Jim grasped the spokes firmly, as much for the purpose of steadying himself against the vessel's furious plunging as to hold her before the wind, and after draining the pan of its bitter contents Bob Brace went into the cabin.

Owing to the violent motion of the brig the boys in the galley made no effort to join the young fisherman at the helm, and he was left alone during half an hour, when Bob returned.

"Did you find the charts?" Jim asked eagerly.

"Yes; an' I reckon there's no call to worry ourselves very much. We're runnin' pretty nigh south, an' if the brig was a hundred miles off the coast when I came aboard there's nothin' between us an' the Bahamas. We've got thirteen or fourteen hundred miles of clear water, an' this breeze will blow itself out before——"
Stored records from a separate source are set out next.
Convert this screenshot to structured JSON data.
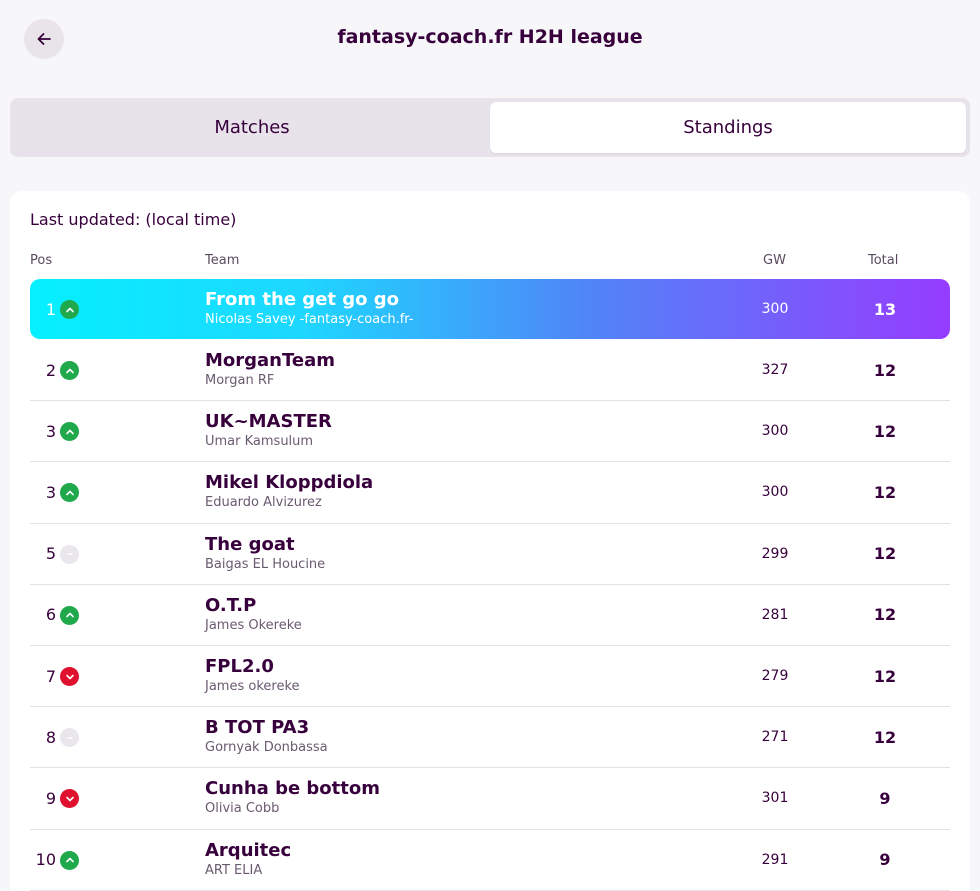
{
  "header": {
    "title": "fantasy-coach.fr H2H league",
    "back_icon": "arrow-left-icon"
  },
  "tabs": [
    {
      "label": "Matches",
      "active": false
    },
    {
      "label": "Standings",
      "active": true
    }
  ],
  "standings": {
    "last_updated": "Last updated:  (local time)",
    "columns": {
      "pos": "Pos",
      "team": "Team",
      "gw": "GW",
      "total": "Total"
    },
    "colors": {
      "up": "#20a84c",
      "down": "#e0102f",
      "same": "#e9e6ec",
      "highlight_start": "#05f0ff",
      "highlight_end": "#963cff"
    },
    "rows": [
      {
        "pos": "1",
        "movement": "up",
        "team": "From the get go go",
        "manager": "Nicolas Savey -fantasy-coach.fr-",
        "gw": "300",
        "total": "13"
      },
      {
        "pos": "2",
        "movement": "up",
        "team": "MorganTeam",
        "manager": "Morgan RF",
        "gw": "327",
        "total": "12"
      },
      {
        "pos": "3",
        "movement": "up",
        "team": "UK~MASTER",
        "manager": "Umar Kamsulum",
        "gw": "300",
        "total": "12"
      },
      {
        "pos": "3",
        "movement": "up",
        "team": "Mikel Kloppdiola",
        "manager": "Eduardo Alvizurez",
        "gw": "300",
        "total": "12"
      },
      {
        "pos": "5",
        "movement": "same",
        "team": "The goat",
        "manager": "Baigas EL Houcine",
        "gw": "299",
        "total": "12"
      },
      {
        "pos": "6",
        "movement": "up",
        "team": "O.T.P",
        "manager": "James Okereke",
        "gw": "281",
        "total": "12"
      },
      {
        "pos": "7",
        "movement": "down",
        "team": "FPL2.0",
        "manager": "James okereke",
        "gw": "279",
        "total": "12"
      },
      {
        "pos": "8",
        "movement": "same",
        "team": "B TOT PA3",
        "manager": "Gornyak Donbassa",
        "gw": "271",
        "total": "12"
      },
      {
        "pos": "9",
        "movement": "down",
        "team": "Cunha be bottom",
        "manager": "Olivia Cobb",
        "gw": "301",
        "total": "9"
      },
      {
        "pos": "10",
        "movement": "up",
        "team": "Arquitec",
        "manager": "ART ELIA",
        "gw": "291",
        "total": "9"
      }
    ]
  }
}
"Look! Look there!" Jim cried excitedly, heaving the wheel down to port as rapidly as he could handle the spokes.

Bob turned quickly, and but one brief glance was sufficient to cause him to spring to the helmsman's aid.

There was good reason why the two were alarmed. Directly in the Bonita's course, less than half a cable's length away, a huge fabric of canvas and cordage came out of the gloom like a phantom, as if bent on running down the brig.
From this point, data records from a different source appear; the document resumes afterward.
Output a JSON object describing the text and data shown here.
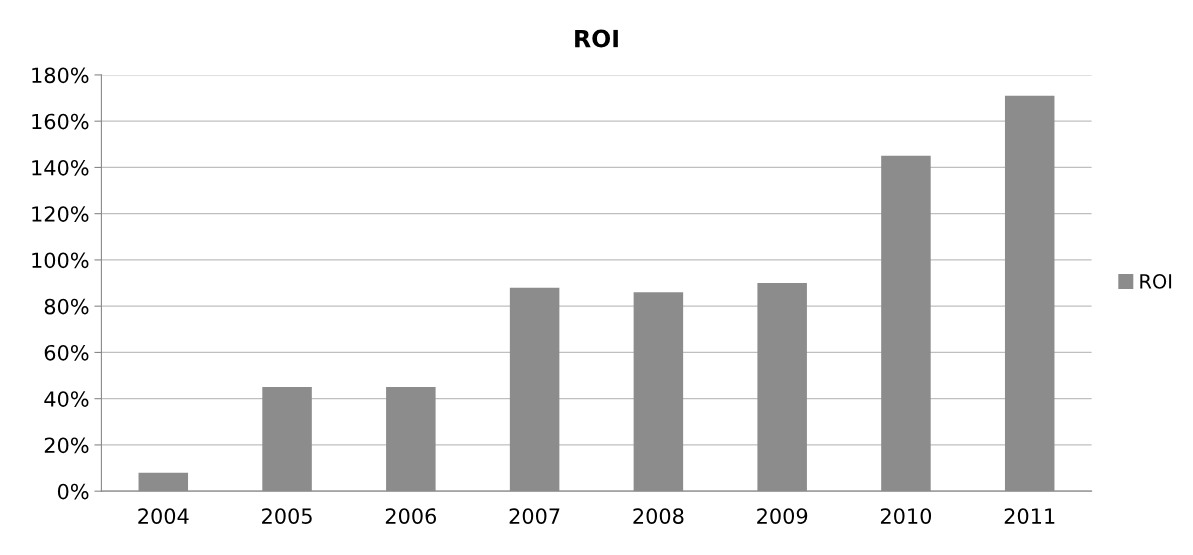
{
  "chart_data": {
    "type": "bar",
    "title": "ROI",
    "categories": [
      "2004",
      "2005",
      "2006",
      "2007",
      "2008",
      "2009",
      "2010",
      "2011"
    ],
    "series": [
      {
        "name": "ROI",
        "color": "#8c8c8c",
        "values": [
          8,
          45,
          45,
          88,
          86,
          90,
          145,
          171
        ]
      }
    ],
    "ylim": [
      0,
      180
    ],
    "yticks": [
      {
        "value": 0,
        "label": "0%"
      },
      {
        "value": 20,
        "label": "20%"
      },
      {
        "value": 40,
        "label": "40%"
      },
      {
        "value": 60,
        "label": "60%"
      },
      {
        "value": 80,
        "label": "80%"
      },
      {
        "value": 100,
        "label": "100%"
      },
      {
        "value": 120,
        "label": "120%"
      },
      {
        "value": 140,
        "label": "140%"
      },
      {
        "value": 160,
        "label": "160%"
      },
      {
        "value": 180,
        "label": "180%"
      }
    ],
    "grid": "y",
    "legend": "right"
  }
}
The stranger had all lowersails set, and a collision would have been fatal to the smaller craft because her headway was so much less than that of the other.
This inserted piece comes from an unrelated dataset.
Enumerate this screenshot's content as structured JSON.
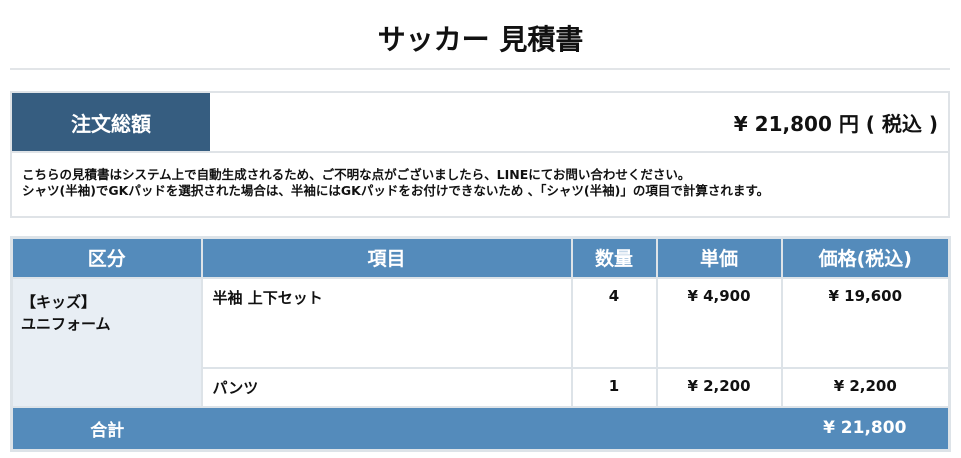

"Up with the helm, lad, to meet her as she comes around!" Bob screamed, when the wheel had been jammed hard down for a second, and the Bonita heeled over while responding to the rudder's sudden swing. "We shall clear her, but it'll be a rub."

The stranger had also changed her course by this time, and as the two vessels swept past each other on a heaving, screaming sea of foam, hardly twenty feet apart, Jim sprang toward the flare.